Pas dans le plus pur style Ellisien (certains
lui préféreront sans doute American Psycho
ou Less Than Zero…), mais terriblement efficace.

Envoûtant, grinçant, passionnant d’un bout à l’autre,
Lunar Park est un pur chef-d’oeuvre d’épouvante.

Ellis y invente un héros d’un genre nouveau, le pathétique-chic.
Amis qui vous enivrez plus que de raison, qui vous shootez
à la coke, à la marijane et/ou aux amphèt’, ne craignez plus
les lendemains difficiles, les phrases regrettables, le dégoût
dans les yeux d’autrui et ce pathétisme récurrent qui fait
de vous le trublion, l’alcoolique de la bande. Non !
Car Ellis vient de vous (de nous?) sauver la mise, en se réinventant lui-même
en espèce de James Bond de la picole, replongeant dans la drogue et
les excès de manière quasi-chevaleresque, multipliant les mauvais choix,
entamant une lutte contre son père mort, son héros de roman devenu vivant,
une peluche pour enfant aux dents longues, sa maison qui pourrit et
une boule de poils visqueuse et démoniaque.

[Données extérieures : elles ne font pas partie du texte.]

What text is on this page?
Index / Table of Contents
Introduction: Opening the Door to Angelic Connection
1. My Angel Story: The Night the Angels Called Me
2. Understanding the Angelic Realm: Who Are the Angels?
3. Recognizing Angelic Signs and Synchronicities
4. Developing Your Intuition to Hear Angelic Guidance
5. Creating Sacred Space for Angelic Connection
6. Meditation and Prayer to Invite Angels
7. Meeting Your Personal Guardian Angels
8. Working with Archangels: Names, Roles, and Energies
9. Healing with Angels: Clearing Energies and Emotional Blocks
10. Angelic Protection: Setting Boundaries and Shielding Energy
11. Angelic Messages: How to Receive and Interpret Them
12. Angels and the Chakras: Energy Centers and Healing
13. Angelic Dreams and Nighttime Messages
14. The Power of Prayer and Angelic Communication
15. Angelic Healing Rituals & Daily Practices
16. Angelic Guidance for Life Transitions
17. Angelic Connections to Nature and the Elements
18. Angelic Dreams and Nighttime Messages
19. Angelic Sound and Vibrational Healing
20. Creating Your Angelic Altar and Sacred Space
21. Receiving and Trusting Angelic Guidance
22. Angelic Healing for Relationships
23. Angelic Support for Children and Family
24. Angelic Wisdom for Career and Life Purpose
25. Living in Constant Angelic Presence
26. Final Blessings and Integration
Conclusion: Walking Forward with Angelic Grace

Ellis a écrit là un roman-entonnoir excellemment bien ficelé.
Il nous jette au fin fond d’une cuvette de chiotte et tire la chasse :
le tourbillon nous emporte, le siphon nous aspire, on boit la tasse, enveloppés
par une flopée de mystères et de révélations  et on essaye de s’extirper haletant de
l’angoisse qui nous tire vers le fond, mais rien n’y fait, on s’engouffre déjà dans ce
siphon sordide de 400 pages qu’on absorbe d’une traite, et dont on ne ressort
plus vraiment comme avant.

Fausse autobio sûrement, véritable produit marketing blockbusterisé
peut-être, Lunar Park n’en reste pas moins l’un des meilleurs bouquins que j’ai
lu cette année. Et pendant que j’y pense, merci aussi aux éditions 10/18,
parce qu’en plus d’être intéressant le livre est beau.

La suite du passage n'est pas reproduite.